I think the main challenge I face is the use of the figure within my work. There are a few reasons that use can be problematic. Two, in particular, are at the forefront of my consideration:
First, the figure has been used as a vehicle of creation for as long as the paint has been used for expression by humankind. Because of this, I feel I my decision to utilize the figure must be deliberate and contemporary.
Secondly, a power dynamic exists when one uses the form of another human to express their ideas and/or emotions. It is important to acknowledge the history of this use as it often was done in a mode of objectification of others (in western art, in particular, women). The awareness of the hierarchical nature of that use results in my conscious effort to collaborate with and/or honor those individuals represented in my work or to circumvent that power structure by utilizing my own form, as I often do.
The rewards of my work are numerous, but the main rewards are these: My work allows me to speak my truth, connect with others through that truth, and understand the world I live in better, on a daily basis.
My work is currently on view at in the Reframing Ophelia exhibition at the Tweed Museum of Art. I have an exhibition at the Zeitgiest Arts Cafe alongside some of my amazing past students through the end of April. I also have work at St. Luke’s Pediatrics and Holistic Path. My work is most often updated on my Facebook page, but I also have a website, sarahbrokke.com. A documentary of my project, Portrait of an Artist, created by filmmaker Dan Branovan, was screened Feb. 26 at Zinema 2 and will be available online in upcoming months. I also had the honor of creating the cover for this year’s Homegrown Guide, which will be unveiled in the near future.
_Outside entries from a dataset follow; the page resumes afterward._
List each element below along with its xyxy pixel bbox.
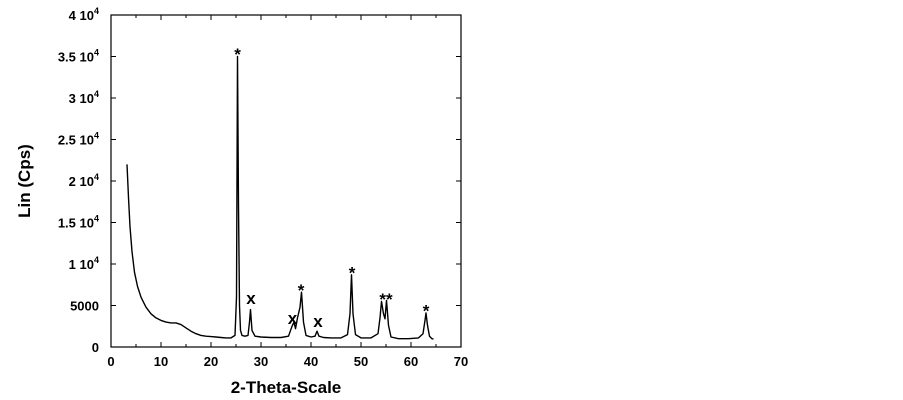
plot-frame <box>110 14 462 348</box>
peak-marker-star: * <box>423 302 430 321</box>
x-tick-label: 10 <box>154 354 168 369</box>
y-tick-exponent: 4 <box>94 255 99 265</box>
plot-border <box>110 14 462 348</box>
y-tick-exponent: 4 <box>94 214 99 224</box>
y-tick-exponent: 4 <box>94 6 99 16</box>
y-tick-label: 5000 <box>70 299 99 314</box>
y-axis-ticks: 0 5000 1 104 1.5 104 2 104 2.5 104 3 104 3.5 10… <box>58 6 461 355</box>
x-tick-label: 20 <box>204 354 218 369</box>
y-tick-label: 1.5 104 <box>58 214 99 231</box>
y-tick-label: 2 104 <box>69 172 99 189</box>
y-tick-label: 3.5 104 <box>58 48 99 65</box>
y-tick-label: 0 <box>92 340 99 355</box>
x-tick-label: 30 <box>254 354 268 369</box>
x-tick-label: 50 <box>354 354 368 369</box>
y-tick-label: 3 104 <box>69 89 99 106</box>
y-tick-exponent: 4 <box>94 89 99 99</box>
peak-marker-star: ** <box>379 290 393 309</box>
peak-markers: *xx*x**** <box>234 45 430 331</box>
y-tick-label: 4 104 <box>69 6 99 23</box>
x-tick-label: 40 <box>304 354 318 369</box>
peak-marker-star: * <box>234 45 241 64</box>
peak-marker-star: * <box>298 281 305 300</box>
y-tick-exponent: 4 <box>94 48 99 58</box>
peak-marker-x: x <box>288 309 298 328</box>
x-axis-title: 2-Theta-Scale <box>231 378 342 397</box>
x-axis-ticks: 0 10 20 30 40 50 60 70 <box>107 15 468 369</box>
y-tick-exponent: 4 <box>94 172 99 182</box>
diffraction-pattern-line <box>126 55 434 340</box>
peak-marker-x: x <box>313 312 323 331</box>
peak-marker-x: x <box>246 289 256 308</box>
y-tick-label: 2.5 104 <box>58 131 99 148</box>
series-layer <box>126 55 434 340</box>
peak-marker-star: * <box>349 263 356 282</box>
x-tick-label: 0 <box>107 354 114 369</box>
y-tick-exponent: 4 <box>94 131 99 141</box>
x-tick-label: 60 <box>404 354 418 369</box>
y-tick-label: 1 104 <box>69 255 99 272</box>
x-tick-label: 70 <box>454 354 468 369</box>
y-axis-title: Lin (Cps) <box>15 144 34 218</box>
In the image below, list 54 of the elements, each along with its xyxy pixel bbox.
I’m currently working as a teaching artist alongside Shawna Gilmore on a Mural Initiative Project originated by the College of St. Scholastica’s Art Department. St. Scholastica received an Arrowhead Regional Arts Council Arts Learning Grant to go out into the community and work with Harbor City International High School Students and Safe Haven Women’s Shelter to create two large murals. The pieces will be unveiled at the “Still I Rise” concert at CSS April 8. It’s been exciting to work out in the community, and we were lucky enough to work in Prøve Gallery for the whole month of February.
I’m working on a large body of work for an exhibition in 2018 … more details about that exhibition and body of work will be forthcoming!
Sarah Brokke, MFA, assistant professor and director of the Art Department at the College of St. Scholastica, was born in Grand Forks, ND, and received her BFA in Pre-Graduate Studio Art from UMD.
During that time she studied abroad in Birmingham, England and Paris, France.
She received her MFA through a joint program between Studio Art Centers International in Florence, Italy and Bowling Green State in Ohio. She returned to Duluth in 2004, where she has since taught at the College of St. Scholastica and the Duluth Art Institute. Thematically, her paintings explore gender roles and traditions, relationships and identity. She has exhibited at many venues locally, as well as nationally and internationally.
Brokke is a 2015 Minnesota State Arts Board Artist Initiative Grant Awardee and work is published in a book Portrait of an Artist by Holy Cow! Press, and is chronicled in a documentary directed by Dan Branovan, which screened at Zinema 2 on Feb. 26. Brokke’s project Portrait of an Artist intended to speak to the contemporary relevance of portraiture as well as the project’s conceptual investigation of gratitude and the impact of artists on one another.